Aber das sind alles nur Randnotizen; hier geht es nahezu ausschließlich um den wahren Mittelpunkt des Festes, die Tomaten (is‘ ja’n Gartenblog)!
Ich kann nicht alle Besucher*innen der beiden Feste aufzählen (ALLE Eingeladenen sind gekommen trotz teilweise widriger Verkehrsverhältnisse, sogar von weit her).
Die Liste der Tomaten war aber in diesem Jahr überschaubar – ich habe mich doch tatsächlich auf 15 Sorten beschränken können und keine neue Sorte dazu gekauft; nur einigen, von Manuel wunderbar vorgezogenen Pflanzen konnte ich nicht widerstehen; deshalb kann ich sie alle aufzählen.
Als da wären:
- Martinorka (3x); 2. Nachzucht eines Mitbringsels von Martina aus Majorka im Winter 2015/16
- Pera Negra; von Manuel aus Fuerteventura mitgebracht
- Virginia Sweets (2x); Nachzucht vom letzten Jahr
- German Gold; von Manuel
- Brandywine Pink; Nachzucht von 2016
- Nachzucht Orange-roter Sämling von 2016 (2x)

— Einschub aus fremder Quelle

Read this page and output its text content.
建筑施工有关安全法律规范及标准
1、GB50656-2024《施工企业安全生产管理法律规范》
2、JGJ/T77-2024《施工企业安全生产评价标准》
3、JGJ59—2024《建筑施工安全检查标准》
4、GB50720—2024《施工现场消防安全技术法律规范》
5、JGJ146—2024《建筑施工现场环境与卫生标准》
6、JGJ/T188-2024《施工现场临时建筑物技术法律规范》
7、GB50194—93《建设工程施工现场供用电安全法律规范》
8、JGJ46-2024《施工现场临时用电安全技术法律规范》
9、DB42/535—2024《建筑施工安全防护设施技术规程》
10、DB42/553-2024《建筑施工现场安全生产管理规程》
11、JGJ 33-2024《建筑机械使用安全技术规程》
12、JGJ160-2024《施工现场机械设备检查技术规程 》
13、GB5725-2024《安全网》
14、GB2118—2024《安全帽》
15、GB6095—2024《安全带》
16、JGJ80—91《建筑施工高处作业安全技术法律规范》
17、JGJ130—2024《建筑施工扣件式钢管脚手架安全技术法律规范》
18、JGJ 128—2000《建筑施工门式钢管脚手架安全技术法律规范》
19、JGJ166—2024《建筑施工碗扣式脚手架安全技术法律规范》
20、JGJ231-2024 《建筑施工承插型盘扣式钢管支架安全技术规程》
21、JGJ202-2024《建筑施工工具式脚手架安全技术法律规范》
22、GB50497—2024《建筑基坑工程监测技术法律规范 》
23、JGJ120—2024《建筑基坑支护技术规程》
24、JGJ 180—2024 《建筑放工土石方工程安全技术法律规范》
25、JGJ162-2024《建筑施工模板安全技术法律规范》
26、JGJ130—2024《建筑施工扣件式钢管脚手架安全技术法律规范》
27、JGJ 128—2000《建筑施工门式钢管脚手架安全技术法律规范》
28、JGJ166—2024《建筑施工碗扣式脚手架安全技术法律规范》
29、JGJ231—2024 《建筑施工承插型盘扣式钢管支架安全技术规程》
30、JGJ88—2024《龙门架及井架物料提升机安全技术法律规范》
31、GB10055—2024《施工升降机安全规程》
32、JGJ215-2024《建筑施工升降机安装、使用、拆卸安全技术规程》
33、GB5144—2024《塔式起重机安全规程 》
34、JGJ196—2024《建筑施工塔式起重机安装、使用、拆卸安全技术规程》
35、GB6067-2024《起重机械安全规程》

- „Kazakh Schalavije“ (2x); Nachzucht von 2016. Diese dunkelgelbe Tomate habe ich von Manfred Hahm-Hartmann bekommen; bis vorhin bin ich davon ausgegangen, dass eine kleinere rote Tomate, die aus demselben Samentütchen stammte, die rechte gewesen sei
- Jannis; im Frühjahr von Elke Resnitschek auf einem Pflanzenmarkt in Fürstenberg/Havel erstanden
- Stupice; Nachzucht vom letzten Jahr
- Rolands Beste; 2. Nachzucht, 2015 in Rolands Garten geerntet
- Rote Fuerte; von Manuel aus Fuerteventura entführt
- SuperEO (4x); langjährige Nachzucht
- Ribatejo (2x); als Samen von Schwägerin Celia geschenkt bekommen
- Vesenij Mitschurinskij (3x); Nachzucht von 2016; Весенний Мичуринский, auf Deutsch: Mitschurins Frühling – Mitschurin war übrigens ein russischer Botaniker und Pflanzenzüchter, der zwar der Mendel’schen Vererbungslehre abhold war, der aber dennoch viele Obstsorten für das kalte, kontinentale, russische Klima gezüchtet hat. Ich habe die Sorte bisher fälschlicherweise mit „Vesenij Mieurinskij“ bezeichnet, was leider auch viele andere tun)
- Gelbe Fuerte (2x); von Manuel aus Fuerteventura mitgebracht. Diese Tomate musste sich im Gewächshaus neben Schlangengurken behaupten
Nun lief auch die Saison gut an; den Tunnel konnte ich mit Hilfe meiner beiden „kleinen“ Jungs an einem neuen Ort sehr perfekt aufstellen, die Tomaten einsetzen und mit Hilfe meiner Ehefrau auch ordnungsgemäß anleinen. Ich düngte die Pflanzen noch mit gut abgestandener, 10%iger Jauche, als sie mir in der Wachstumszone hellgrün zu werden schienen.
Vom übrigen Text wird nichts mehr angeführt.